Criminal Law

What Role Do Witnesses Play At Trial?

Key Takeaways:

  • Witnesses at criminal trials include fact witnesses, eyewitnesses, character witnesses, and expert witnesses. 
  • All criminal trial witnesses can be cross-examined by the attorney for the other side, who will be looking for inconsistencies.
  • Lying under oath is a crime known as perjury, which can be punished by jail time and fines.

Whether you are preparing for your own criminal trial or for testifying as a witness in someone else’s trial understanding the roles of witnesses and the common questioning techniques they face will be helpful. Witnesses have a huge role in the outcomes of trials. That could mean the difference between you going to prison and being acquitted.

This article answers several questions about criminal trial witnesses. The best source of information and legal advice for your criminal trial and for the criminal justice system will be your experienced criminal defense lawyer. They will be able to identify the best witnesses to call on your behalf as well as develop strategies to challenge the reliability of the prosecution’s witnesses.

What Does a Witness Do in a Criminal Trial?

There are several different types of witnesses at criminal trials. They include:

  • Fact witnesses: These witnesses have first-hand knowledge of the facts of the case.
  • Eyewitnesses: A type of fact witness, these witnesses saw the incident in question.
  • Character witnesses: These witnesses know the defendant well and testify on their behalf.
  • Expert witnesses: These are usually paid experts who have specialized knowledge in a particular field, such as forensics. They testify about complex issues or some aspect of the trial that needs scientific explanation. Jurors do not have to believe expert witness testimony.

All criminal trial witnesses are there to give witness testimony — to tell what they know about the case. Usually, witnesses sit at the witness stand.

What Is the Difference Between Direct Testimony and Cross-Examination?

All witnesses answer questions posed to them by attorneys — either the prosecuting attorney or the defense attorney.

Direct testimony is when a witness in a court case tells their side of things on behalf of whoever calls them to the stand, either the prosecution or the defense. A side calls the witness and shepherds them through the story they want the witness to tell with few surprises and little challenge or disruption.

Cross-examination follows direct examination. The side who did not call the witness asks them questions in an effort to diminish the reliability and believability of their testimony. Usually, the goal is to make the jurors question how honest the witness is and whether they should believe them or not.
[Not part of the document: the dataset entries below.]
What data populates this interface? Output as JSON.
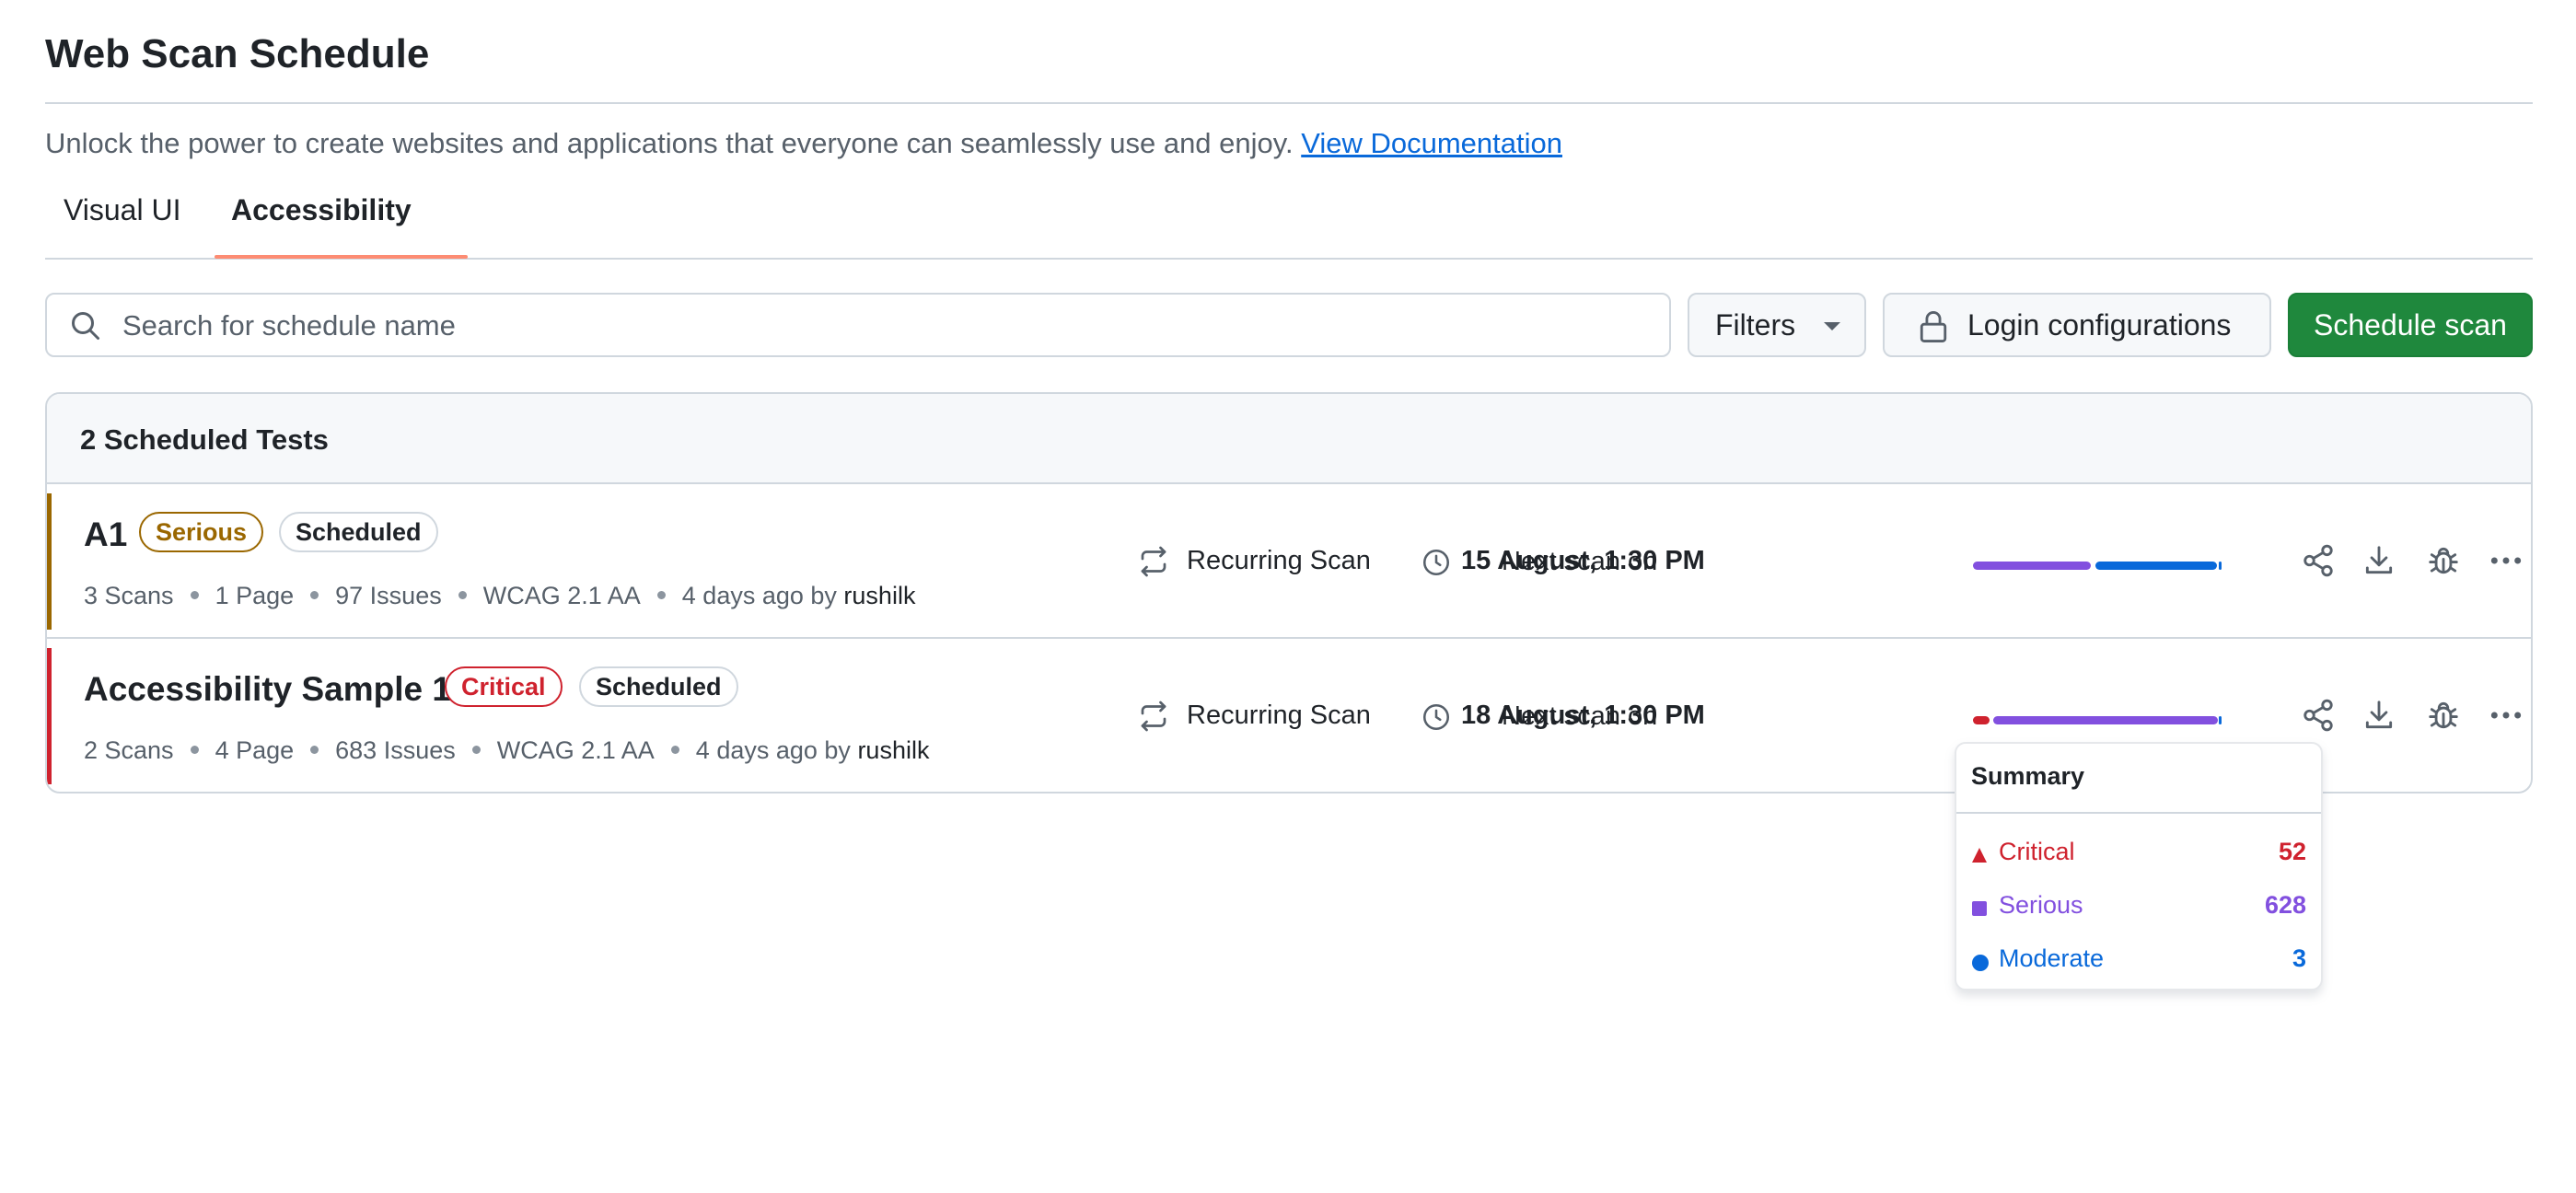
{
  "page": {
    "title": "Web Scan Schedule",
    "description": "Unlock the power to create websites and applications that everyone can seamlessly use and enjoy.",
    "doc_link": "View Documentation"
  },
  "tabs": [
    {
      "label": "Visual UI",
      "active": false
    },
    {
      "label": "Accessibility",
      "active": true
    }
  ],
  "toolbar": {
    "search_placeholder": "Search for schedule name",
    "filters_label": "Filters",
    "login_label": "Login configurations",
    "schedule_label": "Schedule scan"
  },
  "list": {
    "header": "2 Scheduled Tests",
    "rows": [
      {
        "name": "A1",
        "severity": "Serious",
        "status": "Scheduled",
        "scans": "3 Scans",
        "pages": "1 Page",
        "issues": "97 Issues",
        "standard": "WCAG 2.1 AA",
        "time": "4 days ago by",
        "user": "rushilk",
        "recurring": "Recurring Scan",
        "next_prefix": "Next scan on",
        "next_date": "15 August, 1:30 PM",
        "distribution": {
          "critical": 0,
          "serious": 0.48,
          "moderate": 0.5,
          "minor": 0.02
        }
      },
      {
        "name": "Accessibility Sample 1",
        "severity": "Critical",
        "status": "Scheduled",
        "scans": "2 Scans",
        "pages": "4 Page",
        "issues": "683 Issues",
        "standard": "WCAG 2.1 AA",
        "time": "4 days ago by",
        "user": "rushilk",
        "recurring": "Recurring Scan",
        "next_prefix": "Next scan on",
        "next_date": "18 August, 1:30 PM",
        "distribution": {
          "critical": 52,
          "serious": 628,
          "moderate": 3
        }
      }
    ]
  },
  "summary_popover": {
    "title": "Summary",
    "items": [
      {
        "label": "Critical",
        "value": "52",
        "color": "#cf222e"
      },
      {
        "label": "Serious",
        "value": "628",
        "color": "#8250df"
      },
      {
        "label": "Moderate",
        "value": "3",
        "color": "#0969da"
      }
    ]
  },
  "colors": {
    "accent_tab": "#fd8c73",
    "primary_button": "#1f883d",
    "critical": "#cf222e",
    "serious": "#8250df",
    "serious_badge": "#9a6700",
    "moderate": "#0969da",
    "link": "#0969da"
  },
  "icons": {
    "search": "search-icon",
    "lock": "lock-icon",
    "recurring": "repeat-icon",
    "clock": "clock-icon",
    "share": "share-icon",
    "download": "download-icon",
    "bug": "bug-icon",
    "more": "kebab-horizontal-icon"
  }
}
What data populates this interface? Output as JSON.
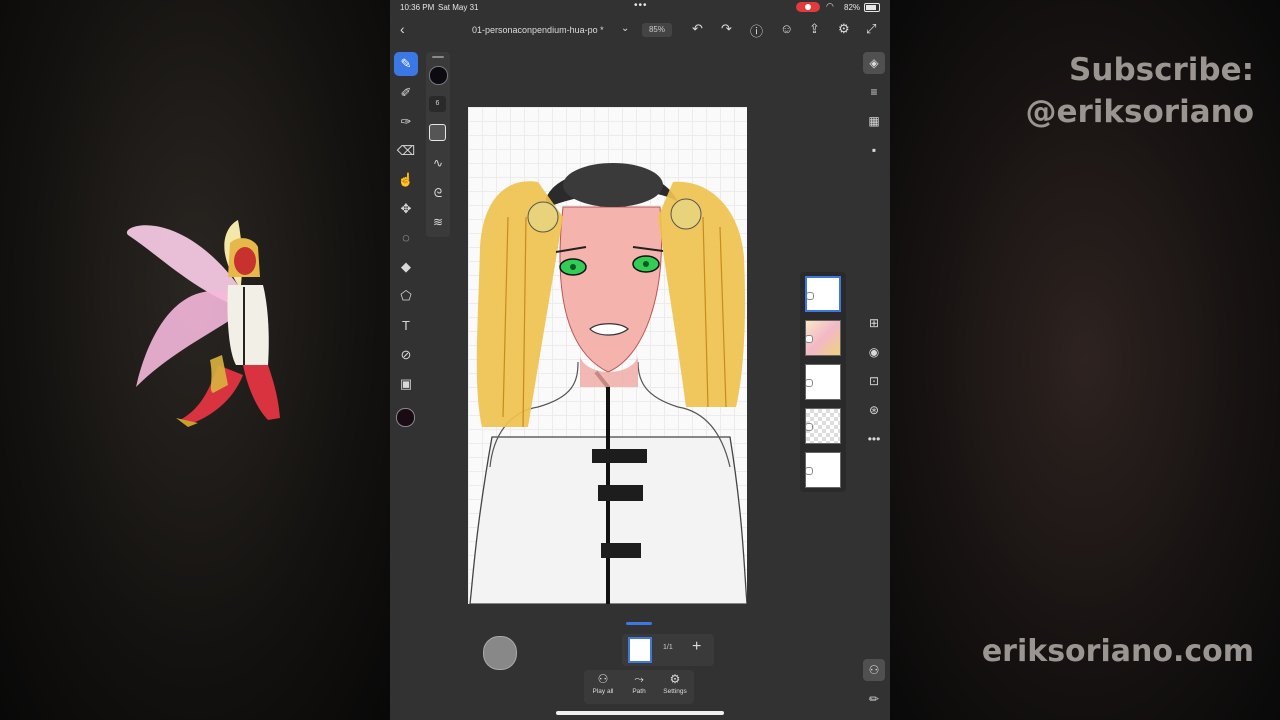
{
  "promo": {
    "subscribe_line": "Subscribe:",
    "handle_line": "@eriksoriano",
    "website": "eriksoriano.com"
  },
  "statusbar": {
    "time": "10:36 PM",
    "date": "Sat May 31",
    "battery": "82%",
    "dots": "•••"
  },
  "topbar": {
    "document_title": "01-personaconpendium-hua-po *",
    "zoom": "85%"
  },
  "toolbar": {
    "brush_size": "6",
    "color": "#0e0a12"
  },
  "animation": {
    "frame_count": "1/1"
  },
  "playbar": {
    "play_all": "Play all",
    "path": "Path",
    "settings": "Settings"
  },
  "icons": {
    "back": "chevron-left-icon",
    "undo": "undo-icon",
    "redo": "redo-icon",
    "help": "help-icon",
    "share": "share-icon",
    "settings": "gear-icon",
    "fullscreen": "expand-icon",
    "layers": "layers-icon"
  },
  "colors": {
    "accent": "#3c77e6",
    "panel": "#323232",
    "record": "#e03a3a"
  }
}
The Rules of Cross-Examination

The main rule concerning cross-examination is that the cross-examining attorney can only ask questions:

  • About subjects the witness was questioned on during direct examination
  • Concerning or challenging their reliability as a witness

Cross-examining attorneys can also ask leading questions. These are questions asked in a way that suggests an answer. Questions like, “It was pretty dark when the robbery happened, right?” That question would be objected to if it were asked directly because it assumes the answer.

Standard Cross-Examination Techniques

Depending on the lawyer’s style and the nature of the trial, lawyers can use several tactics during cross-examination. You should prepare yourself for cross-examination by practicing with your defense attorney. Usually, lawyers will ask questions quickly to try to catch you off guard. They will also ask you to restate your story in painstaking detail to try to call out any discrepancies.

Attorneys must be careful when cross-examining some witnesses that jurors might perceive as likable or more worthy of respect, like police officers.

How Witnesses Prepare for Cross-Examination

If you’re going to be a witness, preparing and practicing for cross-examination is critical. Review everything you are going to say on direct examination. Practice keeping calm, speaking clearly, and answering questions slowly and confidently (but not too confidently). Remember, it is always acceptable to say “I don’t remember” or “I don’t know’ if you do not remember or know the answer to a question.

How To Impeach a Witness’ Testimony

Impeaching a witness means challenging their reliability. This usually happens by identifying any differences in what they’ve said and showing that they might have reasons not to tell the whole truth.

Objections During Cross-Examination

During cross-examination, you will likely hear your defense attorney saying “Objection” frequently. That means they believe there is a flaw in the question the attorney just asked you. Hearsay, speculation, lack of foundation, argumentative, asked and answered, misstates evidence, irrelevant, vague, and prejudicial are common types of objections.

A good defense attorney will know when to object and know the best methods to keep questions that would prompt damaging answers from ever being answered. If your attorney objects while you are answering, you should stop answering the question right away and wait for the judge to decide on the objection.

Get an Attorney’s Help Before You Testify

Lying under oath, or perjury, is a crime. If a witness lies while under oath they could face large fines and jail time.

An experienced criminal defense attorney will know who to call and how to question them to give you the best chance for an acquittal. Legal representation is the best way to get the testimony you need. Additionally, a criminal defense lawyer will know how to use a subpoena to make a reluctant witness who can be helpful for you but who does not want to testify come to court.